Очень ясно, что, когда мы спрашиваем о реальном времени какого-либо события или спрашиваем, как долго длилась серия таковых, мы всегда ищем ответ в чем-то, что произошло во внешнем мире. Прохождение звезды через меридиан, положение солнца над горизонтом, дуга, которую описала луна с момента нашего последнего наблюдения, движение стрелок часов, количество песка, которое упало в песочных часах, — эти вещи и подобные им являются индикаторами реального времени. Могут быть индикаторы иного рода; мы можем решить, что полдень, потому что мы голодны, или полночь, потому что мы устали; мы можем утверждать, что проповедник, должно быть, говорил больше часа, потому что он совершенно утомил терпение прихожан. Это более или менее ненадежные знаки истечения времени, но их нельзя рассматривать как опыты прохождения времени, ни кажущегося, ни реального.

Таким образом, мы видим, что реальное пространство и реальное время — это план мировой системы. Они не являются вещами какого-либо рода, и их не следует принимать за вещи. Они не познаются независимо от вещей, хотя, когда мы однажды получили опыт вещей и их изменений, мы можем путем абстрагирования от самих вещей сосредоточить наше внимание на их расположении и на порядке их изменений. Мы можем делить и подразделять пространства и времена без особого обращения к вещам. Но мы никогда не должны забывать, что нам никогда не пришло бы в голову сделать это, более того, что вся процедура была бы абсолютно бессмысленной для нас, если бы реальный мир не открывался в нашем опыте таким, какой он есть.

Тот, кто достиг этого понимания природы времени, находится в положении предложить то, что кажется удовлетворительными решениями проблем, которые были выдвинуты выше.

(1) Он может видеть, таким образом, почему абсурдно говорить о какой-либо части времени как становящейся несуществующей.
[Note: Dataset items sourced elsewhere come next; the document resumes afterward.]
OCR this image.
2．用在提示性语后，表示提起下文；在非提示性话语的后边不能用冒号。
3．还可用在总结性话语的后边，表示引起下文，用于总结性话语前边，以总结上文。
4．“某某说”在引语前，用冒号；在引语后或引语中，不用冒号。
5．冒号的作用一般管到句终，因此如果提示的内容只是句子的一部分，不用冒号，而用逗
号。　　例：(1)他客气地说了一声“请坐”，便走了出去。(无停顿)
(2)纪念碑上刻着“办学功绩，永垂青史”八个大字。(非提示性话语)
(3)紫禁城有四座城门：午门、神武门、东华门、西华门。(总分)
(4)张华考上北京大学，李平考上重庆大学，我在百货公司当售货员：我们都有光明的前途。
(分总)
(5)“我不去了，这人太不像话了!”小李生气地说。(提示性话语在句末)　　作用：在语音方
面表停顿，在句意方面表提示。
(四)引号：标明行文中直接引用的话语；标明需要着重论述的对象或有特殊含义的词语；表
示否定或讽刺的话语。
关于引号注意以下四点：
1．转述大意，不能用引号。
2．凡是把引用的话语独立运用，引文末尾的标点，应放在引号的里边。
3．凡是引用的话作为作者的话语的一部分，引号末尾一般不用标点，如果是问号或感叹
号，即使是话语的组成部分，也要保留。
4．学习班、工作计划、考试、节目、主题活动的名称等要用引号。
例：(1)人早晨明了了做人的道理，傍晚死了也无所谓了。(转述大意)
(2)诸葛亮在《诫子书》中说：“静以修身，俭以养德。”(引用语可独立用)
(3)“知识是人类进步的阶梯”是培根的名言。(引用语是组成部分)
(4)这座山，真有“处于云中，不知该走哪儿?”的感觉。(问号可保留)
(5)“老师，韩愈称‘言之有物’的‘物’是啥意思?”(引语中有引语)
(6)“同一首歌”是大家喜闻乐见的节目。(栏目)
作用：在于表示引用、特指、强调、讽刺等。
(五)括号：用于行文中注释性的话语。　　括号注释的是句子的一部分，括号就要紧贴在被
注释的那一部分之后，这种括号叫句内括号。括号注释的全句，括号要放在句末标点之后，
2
Время — это не что иное, как порядок, великая система отношений. Нельзя отбросить некоторые из них и оставить остальные неизменными, ибо последние подразумевают первые. Послезавтра не было бы послезавтра, если бы завтра не лежало между ним и сегодня. Говорить об отбрасывании завтра и оставлении его тем временем, каким оно мыслилось, — просто бессмыслица.

(2) Он может видеть, почему это не указывает на безмерное самомнение для человека быть готовым сказать, что время бесконечно. Тот, кто говорит это, не обязательно должен быть знаком со всей прошлой и будущей историей реального мира, аспектом которого является время. Мы постоянно абстрагируемся от вещей и рассматриваем только порядок их изменений, и в этом порядке самом по себе нет причин, почему следует устанавливать предел в какой-то точке; действительно, установить такой предел кажется беспричинной нелепостью. Тот, кто говорит, что время бесконечно, не говорит много; он не утверждает существование какого-то рода вещи; он лишь утверждает теоретическую возможность, и разве не является теоретической возможностью то, что может быть бесконечная последовательность реальных изменений в реальном мире?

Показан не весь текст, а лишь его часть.